Desde a sua última vitória contra um time nacional, registrada em 19 de fevereiro, quando ainda dirigia o Corinthians, Dorival não conseguiu romper uma série de resultados negativos. Ao todo, já são 14 partidas sem triunfos, divididas entre empates e derrotas, refletindo um aproveitamento abaixo do esperado, em torno de 16%.
Nesta segunda passagem pelo São Paulo, Dorival estreou em maio com um empate na Copa Sul-Americana e, até o momento, apenas conquistou uma vitória. Esta ocorreu em um confronto com o Boston River, mas não foi suficiente para alterar a percepção negativa sobre o desempenho do Tricolor, principalmente diante de rivais locais.
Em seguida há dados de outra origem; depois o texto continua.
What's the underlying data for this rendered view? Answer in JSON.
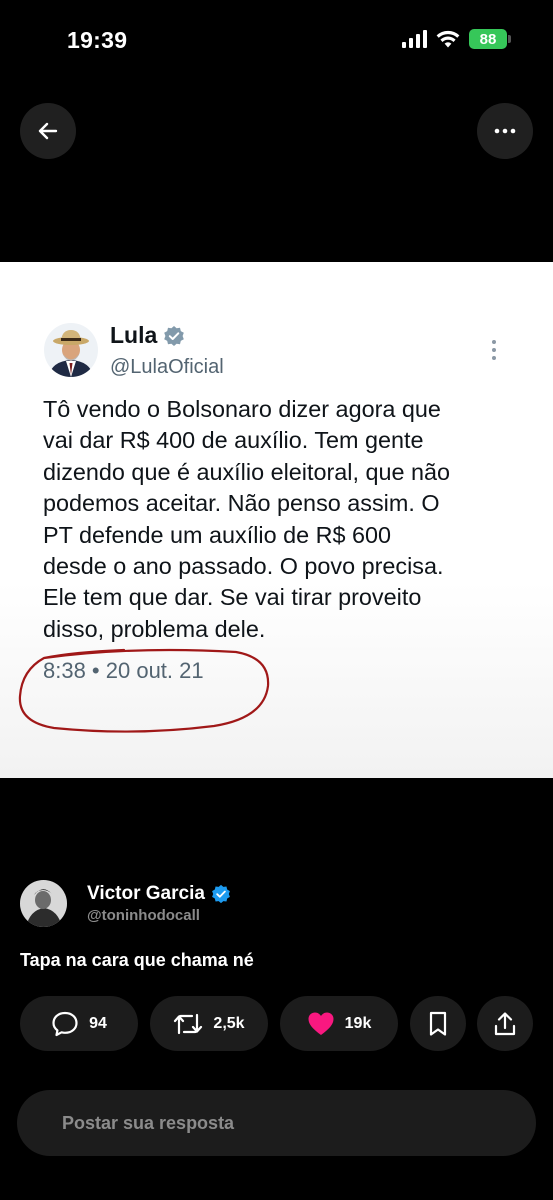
{
  "status_bar": {
    "time": "19:39",
    "battery": "88",
    "icons": [
      "signal-icon",
      "wifi-icon",
      "battery-charging-icon"
    ]
  },
  "header": {
    "back_icon": "arrow-left-icon",
    "more_icon": "more-horizontal-icon"
  },
  "embedded_tweet": {
    "author_name": "Lula",
    "author_handle": "@LulaOficial",
    "verified": true,
    "lines": [
      "Tô vendo o Bolsonaro dizer agora que",
      "vai dar R$ 400 de auxílio. Tem gente",
      "dizendo que é auxílio eleitoral, que não",
      "podemos aceitar. Não penso assim. O",
      "PT defende um auxílio de R$ 600",
      "desde o ano passado. O povo precisa.",
      "Ele tem que dar. Se vai tirar proveito",
      "disso, problema dele."
    ],
    "timestamp": "8:38 • 20 out. 21",
    "annotation_color": "#a01818"
  },
  "reply_post": {
    "author_name": "Victor Garcia",
    "author_handle": "@toninhodocall",
    "verified": true,
    "text": "Tapa na cara que chama né"
  },
  "actions": {
    "replies": "94",
    "reposts": "2,5k",
    "likes": "19k",
    "like_color": "#f91880"
  },
  "composer": {
    "placeholder": "Postar sua resposta"
  },
  "colors": {
    "background": "#000000",
    "verified_blue": "#1d9bf0",
    "battery_green": "#36c759"
  }
}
O retrospecto da equipe nos últimos dez jogos é alarmante, com apenas uma vitória. No Campeonato Brasileiro, a fase se torna ainda mais crítica, pois o último triunfo ocorreu em 25 de abril, sob o comando de Roger Machado. Esta sequência destoa da expectativa que permeava a recuperação do clube sob a direção de Dorival.
Além das dificuldades em campo, a gestão do elenco e a organização tática também têm sido questões a serem analisadas. A cada jogo, a situação na tabela de classificação se torna mais complicada, exigindo ajustes pontuais na leitura de jogo do treinador e na intensidade do time para proporcionar uma resposta imediata aos torcedores.
Com o cenário atual, é imperativo que Dorival encontre soluções que possam revertê-lo. A próxima partida representará uma nova oportunidade para a equipe superar essa má fase e recuperar a confiança, podendo impactar diretamente na dinâmica do campeonato.